Once we got through the interview portion of the shoot, we moved on to some close up inserts to help explain the process, tools, and parts involved in a putter fitting. This took awhile to get through since it involved a couple of variations to make sure we got enough footage to work with for editing purposes. Halfway through this setup the DP, Alex Walker. decided he should get a camera affixed to the Movi, a hand-held camera stabilizer, and test it out. Unfortunately the Movi just wasn’t working quite right. The horizontal axis was stabilizing, but the vertical just didn’t seem to be responding and would just let the camera flip up toward the ceiling. Not very good when you’re trying to follow someone.

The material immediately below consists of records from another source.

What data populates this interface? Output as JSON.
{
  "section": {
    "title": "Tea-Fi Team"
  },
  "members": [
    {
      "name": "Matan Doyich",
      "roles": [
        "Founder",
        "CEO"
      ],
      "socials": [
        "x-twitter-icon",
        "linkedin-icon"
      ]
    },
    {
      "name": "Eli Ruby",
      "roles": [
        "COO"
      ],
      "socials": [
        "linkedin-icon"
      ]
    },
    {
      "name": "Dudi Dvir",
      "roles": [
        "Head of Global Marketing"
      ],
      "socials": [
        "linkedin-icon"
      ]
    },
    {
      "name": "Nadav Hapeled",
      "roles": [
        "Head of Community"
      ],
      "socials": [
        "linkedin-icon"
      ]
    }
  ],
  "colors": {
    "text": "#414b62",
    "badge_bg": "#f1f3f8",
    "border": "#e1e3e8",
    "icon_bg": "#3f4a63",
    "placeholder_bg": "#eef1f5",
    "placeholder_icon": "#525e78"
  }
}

After the inserts were all shot, we went about trying to figure out what equipment we could wrap for the day, and setting up for the next couple of shots. These shots were mostly b-roll, aka shots that look pretty, of the shiny club heads on and off the clubs. During this time Alex continued to work on trying to get the Movi in working order, or at least in usable order. In video production you learn quickly that problems are more common than you’d probably like, and being creative usually fixes some problems. The Movi however wasn’t something that was going to be fixed with creativity. We set up what was going to be the last shot in the workshop area, mostly just placing lights and getting a fog machine set up. Alex was convinced we could get it shot and so was everyone else. So we got set up for the first shot, the idea was to film David Edel as he made his way through the workshop showing off the many tools they use to make clubs from scratch. In the cut this would be made to look like one continuous shot, but to shoot it we would need to shoot it in several segments. We did a couple takes of the first portion which seemed to go well. The second portion was a little less than stellar, and by the third Alex came to realize that the footage was just too shaky without the vertical stabilization. So on a bit of a sour note we packed up what we would need for the next day’s shoot and headed home.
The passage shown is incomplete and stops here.